Question

To a metal nitrate, when KI solution is added, a black precipitate is produced at first; on adding excess of KI, orange solution is produced. Identify the metal ion.

Answer 1

Hint: Consider an arbitrary element, say M ;Write down the possible reaction that can occur when the reagents are added to identify the ion. Color of the compound depends on the metal ion as well as the anion.

Complete answer:
Let us assume an arbitrary element M and proceed with the reactions that follow.
$MN{{O}_{3}}+KI\to MI+KN{{O}_{3}}$
The black precipitate is $MI$ as $KN{{O}_{3}}$ is colorless and soluble.
The Metal iodide is then subjected to excess of $KI$, changing the color to orange.

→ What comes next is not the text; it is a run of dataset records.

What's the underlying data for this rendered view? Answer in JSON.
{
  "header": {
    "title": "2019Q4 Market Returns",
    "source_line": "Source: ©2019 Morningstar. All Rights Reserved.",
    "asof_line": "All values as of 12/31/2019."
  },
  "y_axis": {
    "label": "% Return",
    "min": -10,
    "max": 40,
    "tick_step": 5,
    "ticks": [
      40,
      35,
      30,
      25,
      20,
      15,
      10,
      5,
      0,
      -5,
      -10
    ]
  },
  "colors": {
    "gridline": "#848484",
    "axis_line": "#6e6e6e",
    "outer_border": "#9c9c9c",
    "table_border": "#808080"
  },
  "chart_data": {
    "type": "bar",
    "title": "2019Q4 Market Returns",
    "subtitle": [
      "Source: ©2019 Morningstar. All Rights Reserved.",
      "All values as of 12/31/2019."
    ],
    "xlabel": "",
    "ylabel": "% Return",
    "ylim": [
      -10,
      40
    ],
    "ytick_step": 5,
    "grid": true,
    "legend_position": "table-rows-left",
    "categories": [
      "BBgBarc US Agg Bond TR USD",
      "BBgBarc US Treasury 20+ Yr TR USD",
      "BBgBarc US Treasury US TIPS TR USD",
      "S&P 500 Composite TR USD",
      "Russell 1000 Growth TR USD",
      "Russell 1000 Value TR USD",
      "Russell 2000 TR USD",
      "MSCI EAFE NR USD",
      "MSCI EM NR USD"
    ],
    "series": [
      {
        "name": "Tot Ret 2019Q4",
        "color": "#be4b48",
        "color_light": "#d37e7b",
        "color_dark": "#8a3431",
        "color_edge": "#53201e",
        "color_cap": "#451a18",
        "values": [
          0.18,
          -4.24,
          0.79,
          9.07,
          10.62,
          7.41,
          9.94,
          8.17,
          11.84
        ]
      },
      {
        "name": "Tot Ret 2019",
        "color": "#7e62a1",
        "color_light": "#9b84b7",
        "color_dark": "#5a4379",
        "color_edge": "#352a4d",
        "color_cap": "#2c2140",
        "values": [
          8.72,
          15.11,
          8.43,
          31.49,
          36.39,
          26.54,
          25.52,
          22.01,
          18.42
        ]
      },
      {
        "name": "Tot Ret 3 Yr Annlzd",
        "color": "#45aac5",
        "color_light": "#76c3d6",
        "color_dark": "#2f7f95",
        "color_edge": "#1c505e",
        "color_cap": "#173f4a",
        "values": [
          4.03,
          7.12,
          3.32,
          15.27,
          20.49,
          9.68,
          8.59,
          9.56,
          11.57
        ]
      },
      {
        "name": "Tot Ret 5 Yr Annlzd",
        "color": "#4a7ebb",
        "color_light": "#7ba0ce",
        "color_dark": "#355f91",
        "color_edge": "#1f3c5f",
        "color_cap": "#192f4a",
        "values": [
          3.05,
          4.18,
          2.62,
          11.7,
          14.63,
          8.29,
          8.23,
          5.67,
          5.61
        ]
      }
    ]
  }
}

Since there is no displacement reaction happening, the only possibility is the formation of a coordination compound.
The color of
\[\begin{array}{*{35}{l}}
   -Hg{{I}_{2}}is\text{ }red \\
   -Bi{{I}_{3}}is\text{ }black \\
   -Cu{{I}_{2}}is\text{ }brown \\
   -Pb{{I}_{2}}is~bright\text{ }yellow \\
\end{array}\]

From the above analysis, there is only one metal ion which will respond to the above reaction and that ion is \[B{{i}^{3+}}\].
We will now rewrite the reactions with the metal ion as \[B{{i}^{3+}}\],
$Bi{{(N{{O}_{3}})}_{3}}+3KI{{\to }_{{}}}Bi{{I}_{3}}+3KN{{O}_{3}}$
When excess KI is added to $Bi{{I}_{3}}$, it leads to the formation of a coordination compound.
$Bi{{I}_{3}}+K{{I}_{(excess)}}{{\to }_{{}}}{{K}_{2}}[Bi{{I}_{5}}]$

Therefore, the correct answer is option (B).

Note:
At times students tend to consider only the metal ion while trying to find the color. This is not correct as \[Pb{{I}_{2}}\] is yellow in color and \[PbS\] is black in color although the oxidation of \[Pb\] remains the same. Therefore, consider the both the radicals when trying to find the color to avoid making mistakes.